Slaughterhouse Cases, 16 Wallace (83 U.S.) 36; 21 L. Ed. 394 (1873)

Slaughterhouse Cases, 16 Wallace (83 U.S.) 36; 21 L. Ed. 394 (1873)

Facts—These cases arose under a measure that the Louisiana legislature enacted in 1869. The act, motivated by genuine health concerns and by political corruption, regulated the business of slaughtering livestock in New Orleans. It required that such activities for the city and for a vast surrounding area should be restricted to a small section below the city of New Orleans, and provided that the slaughtering should be done in the houses of one corporation. This virtually granted a monopoly, even though the corporation was required to permit other butchers to have access to their facilities on payment of a reasonable fee.

Question—Did Louisiana’s regulation of the butchers of New Orleans deny rights under the Thirteenth and Fourteenth Amendments?


ReasonsJ. Miller (5–4). The three post–Civil War amendments (the Thirteenth through Fifteenth) disclosed a unity of purpose: the achievement of the freedom of the slave race, the security and firm establishment of that freedom, and the protection of the new freedmen and citizens from oppression by their former owners. The Court held that the rights of others were not impaired because these amendments did not speak of the rights of citizens of the states. The Court drew a sharp distinction between the rights that were derived from state citizenship and those that were derived from citizenship of the United States. The Court held that citizens derived most civil rights from state citizenship rather than from national privileges and immunities, which the Court interpreted as being quite limited in scope. The majority believed that a more expansive view of the language of the Fourteenth Amendment, and especially the privileges and immunities clause, would be unjustified absent more specific constitutional language.

Dissenting justices argued for an expansive view of the Fourteenth Amendment, and especially the privileges and immunities clause.
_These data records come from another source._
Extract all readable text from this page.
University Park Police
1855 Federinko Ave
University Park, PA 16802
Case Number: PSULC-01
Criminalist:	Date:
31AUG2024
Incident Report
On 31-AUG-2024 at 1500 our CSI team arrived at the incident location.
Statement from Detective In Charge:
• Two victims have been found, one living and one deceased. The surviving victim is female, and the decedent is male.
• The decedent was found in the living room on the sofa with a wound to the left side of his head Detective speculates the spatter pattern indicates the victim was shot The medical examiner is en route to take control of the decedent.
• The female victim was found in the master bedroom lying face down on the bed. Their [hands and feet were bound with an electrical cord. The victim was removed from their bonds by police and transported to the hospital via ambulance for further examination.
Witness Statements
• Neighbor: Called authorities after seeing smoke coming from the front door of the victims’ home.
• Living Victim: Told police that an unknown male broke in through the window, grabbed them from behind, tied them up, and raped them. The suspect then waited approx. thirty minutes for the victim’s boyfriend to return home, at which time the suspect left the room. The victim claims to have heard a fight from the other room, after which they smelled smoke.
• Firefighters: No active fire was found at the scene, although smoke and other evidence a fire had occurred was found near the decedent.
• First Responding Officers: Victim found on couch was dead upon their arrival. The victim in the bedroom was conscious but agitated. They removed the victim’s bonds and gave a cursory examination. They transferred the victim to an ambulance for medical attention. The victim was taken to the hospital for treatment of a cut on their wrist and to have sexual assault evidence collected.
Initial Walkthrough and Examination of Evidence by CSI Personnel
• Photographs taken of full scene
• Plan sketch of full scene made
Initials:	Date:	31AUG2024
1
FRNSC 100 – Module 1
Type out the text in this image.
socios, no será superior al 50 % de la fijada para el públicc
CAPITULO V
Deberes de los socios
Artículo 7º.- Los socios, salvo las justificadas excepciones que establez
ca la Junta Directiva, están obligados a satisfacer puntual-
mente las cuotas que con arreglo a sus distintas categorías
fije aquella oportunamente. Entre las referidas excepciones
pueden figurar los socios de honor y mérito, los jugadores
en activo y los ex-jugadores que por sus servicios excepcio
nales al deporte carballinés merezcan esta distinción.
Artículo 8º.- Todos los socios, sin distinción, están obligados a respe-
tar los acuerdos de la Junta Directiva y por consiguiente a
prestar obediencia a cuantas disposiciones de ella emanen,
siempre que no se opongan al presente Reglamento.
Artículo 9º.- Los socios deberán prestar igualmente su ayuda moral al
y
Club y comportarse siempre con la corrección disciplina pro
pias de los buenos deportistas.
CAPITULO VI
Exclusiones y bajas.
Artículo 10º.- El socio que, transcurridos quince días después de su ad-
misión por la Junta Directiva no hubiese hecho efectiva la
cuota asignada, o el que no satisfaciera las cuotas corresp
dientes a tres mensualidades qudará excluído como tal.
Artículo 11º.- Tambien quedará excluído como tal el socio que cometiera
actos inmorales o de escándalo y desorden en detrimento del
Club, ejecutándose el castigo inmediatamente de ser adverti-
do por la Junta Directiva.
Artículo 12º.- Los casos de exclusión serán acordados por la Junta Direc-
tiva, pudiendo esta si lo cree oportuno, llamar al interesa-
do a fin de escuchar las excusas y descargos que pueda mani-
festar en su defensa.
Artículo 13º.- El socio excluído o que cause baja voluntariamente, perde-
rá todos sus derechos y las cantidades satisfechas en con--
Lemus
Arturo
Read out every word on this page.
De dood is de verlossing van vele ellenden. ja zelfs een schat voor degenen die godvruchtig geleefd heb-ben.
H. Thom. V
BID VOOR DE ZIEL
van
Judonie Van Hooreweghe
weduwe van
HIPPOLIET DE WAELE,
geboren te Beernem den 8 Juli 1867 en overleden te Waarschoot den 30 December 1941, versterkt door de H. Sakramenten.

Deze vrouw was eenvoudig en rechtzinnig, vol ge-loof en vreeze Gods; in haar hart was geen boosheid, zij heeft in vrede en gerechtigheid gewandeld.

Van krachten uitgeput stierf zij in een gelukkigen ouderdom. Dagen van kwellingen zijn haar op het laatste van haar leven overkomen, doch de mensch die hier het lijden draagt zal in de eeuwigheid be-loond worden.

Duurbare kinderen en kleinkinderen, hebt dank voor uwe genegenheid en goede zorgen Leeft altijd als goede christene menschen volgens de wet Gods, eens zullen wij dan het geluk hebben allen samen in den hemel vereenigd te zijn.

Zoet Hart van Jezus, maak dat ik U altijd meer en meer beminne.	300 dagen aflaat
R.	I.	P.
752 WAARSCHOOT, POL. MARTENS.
They argued that if the majority view of the amendment were accepted, the Fourteenth Amendment “was a vain and idle enactment, which accomplished nothing and most unnecessarily excited Congress and the people on its passage” (J. Field’s language). The dissenters were, however, more interested in establishing economic rights than they were in expanding the rights of newly freed slaves.

Note—The Slaughterhouse Cases were decided only five years after the ratification of the Fourteenth Amendment (1868) and were the first interpretation of the amendment. The Court’s narrow restriction of the privileges and immunities clause continues to this day.